5. スマホのフラッシュは反射を見て判断する
近距離の商品へ正面からフラッシュを当てると、光沢面に強いハイライトが出たり、色が不自然に見えたりすることがあります。まずは窓からの柔らかい光や定常光で撮り、フラッシュなしの状態を基準にします。
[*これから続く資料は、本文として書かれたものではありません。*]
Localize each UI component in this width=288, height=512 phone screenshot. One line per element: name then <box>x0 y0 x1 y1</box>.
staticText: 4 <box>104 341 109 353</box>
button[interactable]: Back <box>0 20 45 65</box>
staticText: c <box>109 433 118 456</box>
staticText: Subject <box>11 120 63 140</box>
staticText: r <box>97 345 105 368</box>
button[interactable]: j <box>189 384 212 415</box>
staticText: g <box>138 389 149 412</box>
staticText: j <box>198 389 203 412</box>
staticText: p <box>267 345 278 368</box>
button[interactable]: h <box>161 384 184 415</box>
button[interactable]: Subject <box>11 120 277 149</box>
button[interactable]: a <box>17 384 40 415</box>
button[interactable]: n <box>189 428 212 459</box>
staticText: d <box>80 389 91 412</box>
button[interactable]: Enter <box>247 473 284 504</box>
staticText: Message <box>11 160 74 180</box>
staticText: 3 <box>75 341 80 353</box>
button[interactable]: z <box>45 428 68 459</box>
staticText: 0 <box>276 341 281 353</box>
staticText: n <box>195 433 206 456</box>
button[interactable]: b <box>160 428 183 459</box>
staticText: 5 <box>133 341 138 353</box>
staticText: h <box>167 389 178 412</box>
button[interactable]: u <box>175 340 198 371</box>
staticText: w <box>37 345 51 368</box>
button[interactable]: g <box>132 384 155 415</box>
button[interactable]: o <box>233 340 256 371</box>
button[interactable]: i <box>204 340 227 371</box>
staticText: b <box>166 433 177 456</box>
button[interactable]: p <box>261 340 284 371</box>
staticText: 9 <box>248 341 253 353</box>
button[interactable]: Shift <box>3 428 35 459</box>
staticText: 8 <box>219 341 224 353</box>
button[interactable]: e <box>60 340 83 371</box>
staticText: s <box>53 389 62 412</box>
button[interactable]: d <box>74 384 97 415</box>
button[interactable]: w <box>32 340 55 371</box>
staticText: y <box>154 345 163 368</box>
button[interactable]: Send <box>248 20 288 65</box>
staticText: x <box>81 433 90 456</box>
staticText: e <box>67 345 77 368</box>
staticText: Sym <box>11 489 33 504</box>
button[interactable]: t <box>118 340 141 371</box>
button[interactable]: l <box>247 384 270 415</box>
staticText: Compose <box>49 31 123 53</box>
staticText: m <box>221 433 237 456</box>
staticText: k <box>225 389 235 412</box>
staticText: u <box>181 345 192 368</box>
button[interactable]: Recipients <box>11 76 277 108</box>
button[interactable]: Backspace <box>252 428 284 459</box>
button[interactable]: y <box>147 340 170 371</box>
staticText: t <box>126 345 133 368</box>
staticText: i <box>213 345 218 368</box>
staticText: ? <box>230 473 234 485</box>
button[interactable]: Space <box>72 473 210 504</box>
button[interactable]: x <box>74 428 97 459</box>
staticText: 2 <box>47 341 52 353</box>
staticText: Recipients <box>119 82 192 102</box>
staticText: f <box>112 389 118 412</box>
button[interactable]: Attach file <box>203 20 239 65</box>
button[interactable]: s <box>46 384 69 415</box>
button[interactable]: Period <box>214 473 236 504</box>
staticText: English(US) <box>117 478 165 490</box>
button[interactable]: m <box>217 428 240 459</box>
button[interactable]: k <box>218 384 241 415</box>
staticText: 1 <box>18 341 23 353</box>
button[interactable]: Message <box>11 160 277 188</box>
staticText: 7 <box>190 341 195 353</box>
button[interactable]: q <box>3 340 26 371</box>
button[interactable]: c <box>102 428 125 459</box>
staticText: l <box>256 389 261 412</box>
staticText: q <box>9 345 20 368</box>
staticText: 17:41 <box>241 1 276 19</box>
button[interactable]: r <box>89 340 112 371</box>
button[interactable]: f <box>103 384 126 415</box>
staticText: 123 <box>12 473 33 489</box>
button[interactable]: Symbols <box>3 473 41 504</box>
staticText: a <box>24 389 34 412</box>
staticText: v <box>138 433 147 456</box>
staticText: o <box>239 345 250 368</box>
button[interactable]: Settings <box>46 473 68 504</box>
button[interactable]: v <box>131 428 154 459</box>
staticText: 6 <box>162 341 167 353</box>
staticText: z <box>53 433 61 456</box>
一般的なライティングや背景についてはECの商品写真の撮り方に分けています。
6. 1商品で基準カットを作る
複数商品を撮る前に、1商品だけ正面・側面・ディテールを撮ってPCなど大きな画面で確認します。そこで距離、スマホの高さ、商品サイズ、明るさを決めます。
- 箱やボトルの縦線が不自然に広がっていない
- 商品全体が見切れていない
- ラベルにピントが合っている
- 白い部分が飛んでいない
- 黒い部分の輪郭が残っている
- 背景と商品の境界が分かる
- 後から切り抜ける余白がある
AI編集用の元写真なら「商品情報」を優先する
背景をAIで変更する場合も、元商品の輪郭、ロゴ、文字、色が明瞭なほど比較・確認しやすくなります。演出用の小物を大量に置くより、商品が隠れない基準写真を残しておきます。AI制作の流れはAIで商品画像を作る方法で確認できます。
よくある失敗
商品へ近づきすぎて形が歪む
広角レンズ特有のパースが強くなっている可能性があります。少し離れて撮り、必要なら後でトリミングします。
ズームで画面いっぱいにする
デジタルズームでは画質が落ちる場合があります。倍率が光学切替なのかデジタル処理なのかは機種によるため、実際の撮影結果を拡大して比較します。
オート露出が毎回変わる
白商品と黒商品で自動補正が大きく変わることがあります。機種に露出固定機能があれば利用し、なければ撮影ごとにテストしてシリーズ内の明るさを確認します。
ポートレートモードで商品輪郭が欠ける
背景ぼかしは使用シーンで便利な場合がありますが、細いパーツや透明部分の境界が不自然になることがあります。商品単体の基準カットでは通常撮影と比較してください。
よくある質問
商品撮影には最新スマホが必要ですか?
必須ではありません。必要な解像度を確保でき、ピント・露出・色・歪みを確認できるなら、まず手元の端末でテストする方が現実的です。
スマホの何倍ズームで撮ればよいですか?
機種ごとにレンズ構成が違うため、固定倍率を一般化できません。商品の形が自然に見え、画質が落ちていない倍率を実写で確認してください。
スマホ写真をAI商品画像の元に使えますか?
使えるサービスはあります。ただし元写真にない情報をAIが正しく補える保証はないため、商品全体と重要な文字・色が見える写真を用意してください。